09 de julho de 2026
Nacional

PT impõe candidatura de Chinaglia

Por Fábio Zanini e Letícia Sander | Folhapress
| Tempo de leitura: 2 min

Brasília - A exemplo do que ocorreu há dois anos, o PT decidiu correr o risco de desagregar a base parlamentar do presidente Luiz Inácio Lula da Silva e lançou ontem candidato próprio a presidente da Câmara, o líder do governo na Casa, Arlindo Chinaglia (SP).

A decisão bate de frente com desejo expresso por Lula à direção do PT, em reunião no Palácio do Planalto em 16 de novembro, de que queria a recondução de Aldo Rebelo (PC do B-SP) ao cargo.

O partido preferiu um lançamento sem contornos de confronto, apresentando o nome de Chinaglia para a construção de uma candidatura única da base. Em tese, o partido pode recuar mais à frente. A eleição será em 1 de fevereiro. O gesto do PT deve estimular outras legendas a lançar seus próprios candidatos.

O PMDB se reúne hoje para reafirmar que terá candidatura própria, mas não deve lançar nomes. O PR (ex-PL) e o PP, dois partidos com grande influência na Casa, sonham repetir a façanha de Severino Cavalcanti (PP-PE), em 2005, e podem também lançar candidatos. “Neste momento, não posso ser pessimista. Vamos trabalhar para termos uma única candidatura”, disse Chinaglia. Pela manhã, o agora candidato se reuniu com a direção do PT. O líder do governo argumentou que tinha apoio maciço entre os deputados atuais e os eleitos, e o compromisso verbal dos líderes de três partidos: PTB, PR e PP.

À direção partidária, Chinaglia disse que não queria o confronto com Aldo e que aceitava a tese de que seu nome ainda precisa ser “construído”. É a terceira vez que Chinaglia lança sua candidatura. Em 2005, ele era visto como franco favorito, mas acabou perdendo a indicação do PT para Luiz Eduardo Greenhalgh (SP), que viria a perder para Severino.

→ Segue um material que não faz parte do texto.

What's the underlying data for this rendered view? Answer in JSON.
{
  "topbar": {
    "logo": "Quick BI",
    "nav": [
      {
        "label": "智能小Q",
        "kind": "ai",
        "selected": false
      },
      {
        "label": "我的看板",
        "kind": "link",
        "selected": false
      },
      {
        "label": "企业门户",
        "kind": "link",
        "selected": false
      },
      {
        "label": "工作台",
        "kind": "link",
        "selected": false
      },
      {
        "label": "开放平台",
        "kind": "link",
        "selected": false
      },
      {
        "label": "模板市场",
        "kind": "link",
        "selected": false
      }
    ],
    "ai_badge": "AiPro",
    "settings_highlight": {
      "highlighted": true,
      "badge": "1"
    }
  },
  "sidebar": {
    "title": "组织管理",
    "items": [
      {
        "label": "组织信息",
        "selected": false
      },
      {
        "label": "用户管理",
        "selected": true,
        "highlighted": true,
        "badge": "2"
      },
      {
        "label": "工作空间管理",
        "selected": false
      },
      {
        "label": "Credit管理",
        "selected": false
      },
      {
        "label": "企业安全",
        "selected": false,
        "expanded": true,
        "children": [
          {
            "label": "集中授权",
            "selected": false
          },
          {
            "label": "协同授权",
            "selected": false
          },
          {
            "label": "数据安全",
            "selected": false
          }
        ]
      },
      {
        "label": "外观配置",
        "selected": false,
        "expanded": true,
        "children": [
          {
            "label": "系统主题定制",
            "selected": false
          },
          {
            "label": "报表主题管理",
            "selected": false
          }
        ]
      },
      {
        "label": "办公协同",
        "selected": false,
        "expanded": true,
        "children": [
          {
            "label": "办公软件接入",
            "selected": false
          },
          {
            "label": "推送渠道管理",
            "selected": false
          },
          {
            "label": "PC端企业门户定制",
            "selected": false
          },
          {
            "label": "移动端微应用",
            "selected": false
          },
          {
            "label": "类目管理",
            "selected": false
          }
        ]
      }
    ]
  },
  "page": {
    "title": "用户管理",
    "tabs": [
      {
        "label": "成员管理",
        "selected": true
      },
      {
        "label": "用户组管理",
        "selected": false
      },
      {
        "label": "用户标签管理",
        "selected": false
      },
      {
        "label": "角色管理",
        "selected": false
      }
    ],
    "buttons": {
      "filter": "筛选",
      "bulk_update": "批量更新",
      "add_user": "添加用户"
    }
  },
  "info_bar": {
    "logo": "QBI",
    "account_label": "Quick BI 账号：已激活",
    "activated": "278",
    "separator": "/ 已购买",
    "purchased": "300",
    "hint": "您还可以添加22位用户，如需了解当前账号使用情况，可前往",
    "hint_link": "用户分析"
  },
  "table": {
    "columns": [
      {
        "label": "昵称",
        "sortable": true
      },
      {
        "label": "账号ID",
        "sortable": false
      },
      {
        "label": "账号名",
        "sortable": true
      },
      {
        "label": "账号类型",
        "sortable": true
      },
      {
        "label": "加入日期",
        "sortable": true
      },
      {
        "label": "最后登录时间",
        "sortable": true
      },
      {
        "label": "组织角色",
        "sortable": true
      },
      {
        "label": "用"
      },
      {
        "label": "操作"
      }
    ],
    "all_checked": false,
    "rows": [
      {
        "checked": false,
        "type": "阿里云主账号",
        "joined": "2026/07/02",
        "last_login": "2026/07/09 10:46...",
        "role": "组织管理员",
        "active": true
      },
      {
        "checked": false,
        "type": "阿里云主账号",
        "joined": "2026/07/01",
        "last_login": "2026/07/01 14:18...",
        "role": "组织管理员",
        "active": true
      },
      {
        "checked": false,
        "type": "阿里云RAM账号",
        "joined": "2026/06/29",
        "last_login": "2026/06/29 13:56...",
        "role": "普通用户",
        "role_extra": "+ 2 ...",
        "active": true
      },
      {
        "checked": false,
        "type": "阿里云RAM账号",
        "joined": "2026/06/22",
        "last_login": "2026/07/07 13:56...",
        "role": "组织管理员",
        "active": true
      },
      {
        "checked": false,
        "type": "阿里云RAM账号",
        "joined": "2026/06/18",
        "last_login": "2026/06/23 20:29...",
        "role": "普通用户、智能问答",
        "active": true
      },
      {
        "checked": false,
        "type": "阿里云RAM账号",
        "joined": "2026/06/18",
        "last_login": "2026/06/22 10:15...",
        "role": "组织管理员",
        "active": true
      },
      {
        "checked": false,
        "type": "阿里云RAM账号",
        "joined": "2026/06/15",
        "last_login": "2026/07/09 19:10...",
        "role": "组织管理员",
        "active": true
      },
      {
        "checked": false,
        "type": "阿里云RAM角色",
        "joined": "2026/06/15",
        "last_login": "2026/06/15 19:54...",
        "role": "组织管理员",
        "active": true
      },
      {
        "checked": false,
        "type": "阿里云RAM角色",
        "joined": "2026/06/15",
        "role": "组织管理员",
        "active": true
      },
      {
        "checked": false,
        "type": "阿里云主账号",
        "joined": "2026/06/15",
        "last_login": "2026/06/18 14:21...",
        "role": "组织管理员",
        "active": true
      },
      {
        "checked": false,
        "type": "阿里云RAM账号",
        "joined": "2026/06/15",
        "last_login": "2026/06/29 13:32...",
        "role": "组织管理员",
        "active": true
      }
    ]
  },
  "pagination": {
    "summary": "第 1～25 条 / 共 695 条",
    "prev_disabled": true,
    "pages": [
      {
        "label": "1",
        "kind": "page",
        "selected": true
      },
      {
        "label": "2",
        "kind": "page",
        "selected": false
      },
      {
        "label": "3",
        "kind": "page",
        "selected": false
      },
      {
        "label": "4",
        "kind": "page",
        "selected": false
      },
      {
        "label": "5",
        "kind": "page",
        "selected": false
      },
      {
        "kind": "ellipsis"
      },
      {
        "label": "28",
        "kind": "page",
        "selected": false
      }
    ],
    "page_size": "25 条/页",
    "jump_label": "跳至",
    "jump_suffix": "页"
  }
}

Sete meses depois, após a renúncia de Severino, ele novamente apresentou sua candidatura, mas acabou tendo de abrir mão para Aldo, por pressão do Planalto. Ontem à tarde, em reunião da bancada do PT, ele foi aclamado. Deputados presentes o aplaudiram de pé e puxaram um coro: “A base unida jamais será vencida”. Chinaglia disse que é favorável ao aumento do salário dos deputados, mas “dentro de um limite e levando em conta a realidade nacional”. Ele deu a entender que aprova a reposição da inflação dos últimos quatro anos, de cerca de 30%.

O petista negou ainda que esteja sendo patrocinado pelo ex-ministro da Casa Civil José Dirceu em sua candidatura, mas admitiu que colocaria em votação um eventual projeto de iniciativa popular pedindo sua anistia - Dirceu foi cassado no ano passado, após a crise do mensalão. “Qual é o presidente da Câmara que não colocaria em votação?”, perguntou.

Intransigência

Segundo o presidente interino do partido, Marco Aurélio Garcia, o PT “não é intransigente”. “É óbvio que estaremos abertos a outras alternativas. Mas o nome (de Chinaglia) não é para cumprimentar a platéia. É um nome para valer”, declarou.